Myślałem, że Tae będzie zbyt zmęczony pogodą, żeby zacząć ze mną rozmawiać, ale po raz kolejny się myliłem. Może zwariował od gorąca, ale zaczął tak bredzić, że w pewnym momencie zacząłem się zastanawiać, czy nie powinienem zabrać go jak najszybciej do szpitala. Plótł o wszystkim, ale w większości o sobie, trochę o Jiminie i nawet trochę o mnie.

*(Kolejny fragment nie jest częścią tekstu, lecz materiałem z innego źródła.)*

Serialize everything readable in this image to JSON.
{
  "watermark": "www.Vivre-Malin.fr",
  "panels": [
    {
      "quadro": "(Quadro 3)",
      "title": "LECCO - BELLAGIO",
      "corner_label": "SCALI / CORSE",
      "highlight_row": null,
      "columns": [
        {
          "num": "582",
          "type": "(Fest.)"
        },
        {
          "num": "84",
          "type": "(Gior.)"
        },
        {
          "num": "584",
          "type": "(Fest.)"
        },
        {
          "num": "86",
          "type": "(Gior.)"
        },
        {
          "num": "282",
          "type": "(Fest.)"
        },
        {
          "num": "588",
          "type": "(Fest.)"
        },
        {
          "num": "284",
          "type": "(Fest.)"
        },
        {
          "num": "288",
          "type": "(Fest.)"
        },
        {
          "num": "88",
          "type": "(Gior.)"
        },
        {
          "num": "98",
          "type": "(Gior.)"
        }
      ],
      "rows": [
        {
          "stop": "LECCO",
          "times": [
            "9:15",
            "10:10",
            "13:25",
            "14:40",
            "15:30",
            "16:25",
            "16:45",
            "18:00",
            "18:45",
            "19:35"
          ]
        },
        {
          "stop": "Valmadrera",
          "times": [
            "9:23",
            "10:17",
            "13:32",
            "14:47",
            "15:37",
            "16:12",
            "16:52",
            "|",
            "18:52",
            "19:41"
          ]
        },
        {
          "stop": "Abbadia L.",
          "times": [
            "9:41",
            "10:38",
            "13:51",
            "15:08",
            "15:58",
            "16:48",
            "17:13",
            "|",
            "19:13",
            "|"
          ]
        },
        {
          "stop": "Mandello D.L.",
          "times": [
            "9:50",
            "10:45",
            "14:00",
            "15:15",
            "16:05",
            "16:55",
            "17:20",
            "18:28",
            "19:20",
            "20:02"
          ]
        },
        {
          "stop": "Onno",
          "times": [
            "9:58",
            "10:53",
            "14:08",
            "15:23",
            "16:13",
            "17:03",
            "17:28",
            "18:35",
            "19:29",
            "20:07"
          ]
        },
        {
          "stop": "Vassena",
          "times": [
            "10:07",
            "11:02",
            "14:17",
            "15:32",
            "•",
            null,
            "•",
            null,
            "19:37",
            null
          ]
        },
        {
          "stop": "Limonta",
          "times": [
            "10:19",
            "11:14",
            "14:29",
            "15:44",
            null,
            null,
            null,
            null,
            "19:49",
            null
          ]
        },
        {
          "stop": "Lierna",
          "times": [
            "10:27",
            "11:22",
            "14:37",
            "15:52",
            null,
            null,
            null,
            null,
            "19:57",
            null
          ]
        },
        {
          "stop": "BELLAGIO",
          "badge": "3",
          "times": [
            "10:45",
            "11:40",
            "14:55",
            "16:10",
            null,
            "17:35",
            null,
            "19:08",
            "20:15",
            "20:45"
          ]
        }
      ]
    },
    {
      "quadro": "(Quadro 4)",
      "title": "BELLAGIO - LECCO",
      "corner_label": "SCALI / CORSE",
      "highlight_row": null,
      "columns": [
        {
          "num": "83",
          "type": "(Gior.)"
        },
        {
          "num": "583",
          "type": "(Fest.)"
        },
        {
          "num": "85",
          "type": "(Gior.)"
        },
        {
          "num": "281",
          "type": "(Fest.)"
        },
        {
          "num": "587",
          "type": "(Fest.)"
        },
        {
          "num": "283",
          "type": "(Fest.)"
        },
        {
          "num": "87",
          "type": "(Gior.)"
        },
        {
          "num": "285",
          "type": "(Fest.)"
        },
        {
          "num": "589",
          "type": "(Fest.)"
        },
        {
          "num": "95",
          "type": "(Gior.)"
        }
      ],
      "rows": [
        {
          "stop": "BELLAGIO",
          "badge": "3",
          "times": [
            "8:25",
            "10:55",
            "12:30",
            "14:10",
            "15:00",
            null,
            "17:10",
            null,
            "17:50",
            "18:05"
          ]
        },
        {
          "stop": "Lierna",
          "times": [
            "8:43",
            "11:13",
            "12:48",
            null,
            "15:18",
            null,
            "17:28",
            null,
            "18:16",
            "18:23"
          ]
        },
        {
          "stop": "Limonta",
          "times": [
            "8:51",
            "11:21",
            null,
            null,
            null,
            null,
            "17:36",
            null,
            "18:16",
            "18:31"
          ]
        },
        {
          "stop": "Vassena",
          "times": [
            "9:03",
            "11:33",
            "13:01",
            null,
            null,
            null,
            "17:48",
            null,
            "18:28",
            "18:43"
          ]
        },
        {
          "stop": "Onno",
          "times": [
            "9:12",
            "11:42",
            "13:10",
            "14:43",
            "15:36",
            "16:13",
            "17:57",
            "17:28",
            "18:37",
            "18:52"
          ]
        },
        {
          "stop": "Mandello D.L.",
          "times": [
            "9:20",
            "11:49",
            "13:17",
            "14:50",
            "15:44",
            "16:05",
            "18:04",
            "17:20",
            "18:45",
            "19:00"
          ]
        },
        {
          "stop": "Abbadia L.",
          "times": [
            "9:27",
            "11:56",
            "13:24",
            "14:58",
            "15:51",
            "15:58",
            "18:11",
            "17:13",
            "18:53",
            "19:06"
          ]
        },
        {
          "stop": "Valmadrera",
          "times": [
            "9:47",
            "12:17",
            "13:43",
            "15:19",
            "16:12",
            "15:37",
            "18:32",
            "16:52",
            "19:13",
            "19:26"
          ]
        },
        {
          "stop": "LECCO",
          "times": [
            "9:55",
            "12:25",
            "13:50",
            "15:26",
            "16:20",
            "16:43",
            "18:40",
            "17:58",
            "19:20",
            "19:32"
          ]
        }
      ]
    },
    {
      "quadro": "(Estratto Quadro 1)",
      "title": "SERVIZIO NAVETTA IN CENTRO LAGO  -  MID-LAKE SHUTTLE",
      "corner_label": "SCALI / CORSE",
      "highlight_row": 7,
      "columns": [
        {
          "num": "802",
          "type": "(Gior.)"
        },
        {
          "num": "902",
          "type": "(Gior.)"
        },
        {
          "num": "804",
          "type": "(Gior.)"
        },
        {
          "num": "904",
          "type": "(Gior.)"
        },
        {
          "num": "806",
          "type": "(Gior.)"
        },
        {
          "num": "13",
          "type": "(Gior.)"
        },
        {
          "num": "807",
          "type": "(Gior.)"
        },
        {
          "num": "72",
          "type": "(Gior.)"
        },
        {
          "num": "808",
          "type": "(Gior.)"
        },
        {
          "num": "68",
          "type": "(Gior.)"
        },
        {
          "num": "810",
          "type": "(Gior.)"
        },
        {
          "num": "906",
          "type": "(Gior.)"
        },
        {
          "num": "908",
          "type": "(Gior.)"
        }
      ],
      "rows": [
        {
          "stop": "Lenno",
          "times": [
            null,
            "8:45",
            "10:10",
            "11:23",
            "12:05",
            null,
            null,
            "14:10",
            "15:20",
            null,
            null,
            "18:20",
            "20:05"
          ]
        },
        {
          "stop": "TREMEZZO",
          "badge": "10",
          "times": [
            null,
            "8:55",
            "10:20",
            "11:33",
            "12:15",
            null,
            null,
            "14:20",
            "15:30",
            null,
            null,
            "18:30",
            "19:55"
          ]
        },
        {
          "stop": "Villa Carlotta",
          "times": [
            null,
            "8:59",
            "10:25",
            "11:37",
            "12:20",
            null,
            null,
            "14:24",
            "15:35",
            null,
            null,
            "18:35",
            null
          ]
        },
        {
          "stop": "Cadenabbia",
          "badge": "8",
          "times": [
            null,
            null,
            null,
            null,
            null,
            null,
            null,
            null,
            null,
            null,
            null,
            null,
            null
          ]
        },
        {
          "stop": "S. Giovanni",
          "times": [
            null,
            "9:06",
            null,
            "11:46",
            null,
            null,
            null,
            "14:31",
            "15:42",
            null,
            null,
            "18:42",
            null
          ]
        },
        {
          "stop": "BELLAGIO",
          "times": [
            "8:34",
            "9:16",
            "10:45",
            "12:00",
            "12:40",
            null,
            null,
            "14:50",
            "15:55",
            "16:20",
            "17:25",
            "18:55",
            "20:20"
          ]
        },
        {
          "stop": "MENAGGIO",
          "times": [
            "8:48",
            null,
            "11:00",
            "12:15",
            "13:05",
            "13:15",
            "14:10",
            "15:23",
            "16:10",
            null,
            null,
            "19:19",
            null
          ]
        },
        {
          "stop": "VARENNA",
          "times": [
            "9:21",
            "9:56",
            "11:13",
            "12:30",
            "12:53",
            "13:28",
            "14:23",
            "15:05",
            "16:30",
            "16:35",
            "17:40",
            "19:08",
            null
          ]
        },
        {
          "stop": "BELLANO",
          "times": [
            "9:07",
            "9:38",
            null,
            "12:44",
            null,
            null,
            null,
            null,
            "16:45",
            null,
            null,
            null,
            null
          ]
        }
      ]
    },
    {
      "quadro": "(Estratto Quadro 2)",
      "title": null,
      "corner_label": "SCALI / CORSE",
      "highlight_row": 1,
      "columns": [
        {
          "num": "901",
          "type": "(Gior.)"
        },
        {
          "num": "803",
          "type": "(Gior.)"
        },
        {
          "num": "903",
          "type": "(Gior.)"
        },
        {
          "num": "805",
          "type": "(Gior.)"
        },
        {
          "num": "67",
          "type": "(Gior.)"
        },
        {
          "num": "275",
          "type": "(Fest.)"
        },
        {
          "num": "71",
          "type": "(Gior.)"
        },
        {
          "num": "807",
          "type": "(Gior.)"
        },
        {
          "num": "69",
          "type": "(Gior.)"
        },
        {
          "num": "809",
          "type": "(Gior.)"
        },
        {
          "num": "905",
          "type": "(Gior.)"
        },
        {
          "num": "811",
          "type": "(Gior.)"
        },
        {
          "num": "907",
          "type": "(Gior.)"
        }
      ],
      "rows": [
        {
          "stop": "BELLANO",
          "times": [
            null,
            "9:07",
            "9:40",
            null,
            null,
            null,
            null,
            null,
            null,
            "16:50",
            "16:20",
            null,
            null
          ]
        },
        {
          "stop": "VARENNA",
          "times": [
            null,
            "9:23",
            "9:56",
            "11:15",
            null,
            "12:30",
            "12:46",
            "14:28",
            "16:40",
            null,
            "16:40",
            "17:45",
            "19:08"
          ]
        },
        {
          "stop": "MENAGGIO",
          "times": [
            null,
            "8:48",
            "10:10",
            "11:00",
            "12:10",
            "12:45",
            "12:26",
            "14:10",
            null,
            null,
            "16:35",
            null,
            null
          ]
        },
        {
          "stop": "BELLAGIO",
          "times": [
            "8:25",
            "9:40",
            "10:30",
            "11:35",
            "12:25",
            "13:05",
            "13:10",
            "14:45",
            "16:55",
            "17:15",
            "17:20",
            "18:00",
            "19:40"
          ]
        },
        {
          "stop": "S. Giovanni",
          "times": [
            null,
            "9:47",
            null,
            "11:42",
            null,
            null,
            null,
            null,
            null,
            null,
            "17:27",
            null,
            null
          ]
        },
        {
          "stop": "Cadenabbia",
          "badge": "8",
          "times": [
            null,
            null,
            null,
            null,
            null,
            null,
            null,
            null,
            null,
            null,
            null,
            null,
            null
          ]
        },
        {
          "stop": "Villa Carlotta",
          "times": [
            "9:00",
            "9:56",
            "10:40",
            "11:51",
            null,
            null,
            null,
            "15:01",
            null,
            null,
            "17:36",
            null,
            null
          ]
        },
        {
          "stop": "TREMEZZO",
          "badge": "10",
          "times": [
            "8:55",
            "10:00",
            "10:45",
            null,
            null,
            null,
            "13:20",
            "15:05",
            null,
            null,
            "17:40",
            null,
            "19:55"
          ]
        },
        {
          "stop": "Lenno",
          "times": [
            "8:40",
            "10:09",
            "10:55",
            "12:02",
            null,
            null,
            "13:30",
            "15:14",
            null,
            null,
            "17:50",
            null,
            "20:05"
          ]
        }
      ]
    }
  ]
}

- Wyglądasz jak królik - powiedział. - Zauważyłem to jak spałeś. Zęby ci tak wtedy wychodzą - tu zrobił demonstrację tego, jak według niego wyglądam ja. - Lubię króliki, są urocze. Tylko gryzą, skurczybyki i śmierdzą tak okropnie, że musiałem swojego wypuścić na ogród, bo już nie wytrzymywałem. Potem przez pół roku znajdywałem jego bobki za meblami - i tak oto zwykły komplement przerodził się w dyskusję na temat układu pokarmowego królików.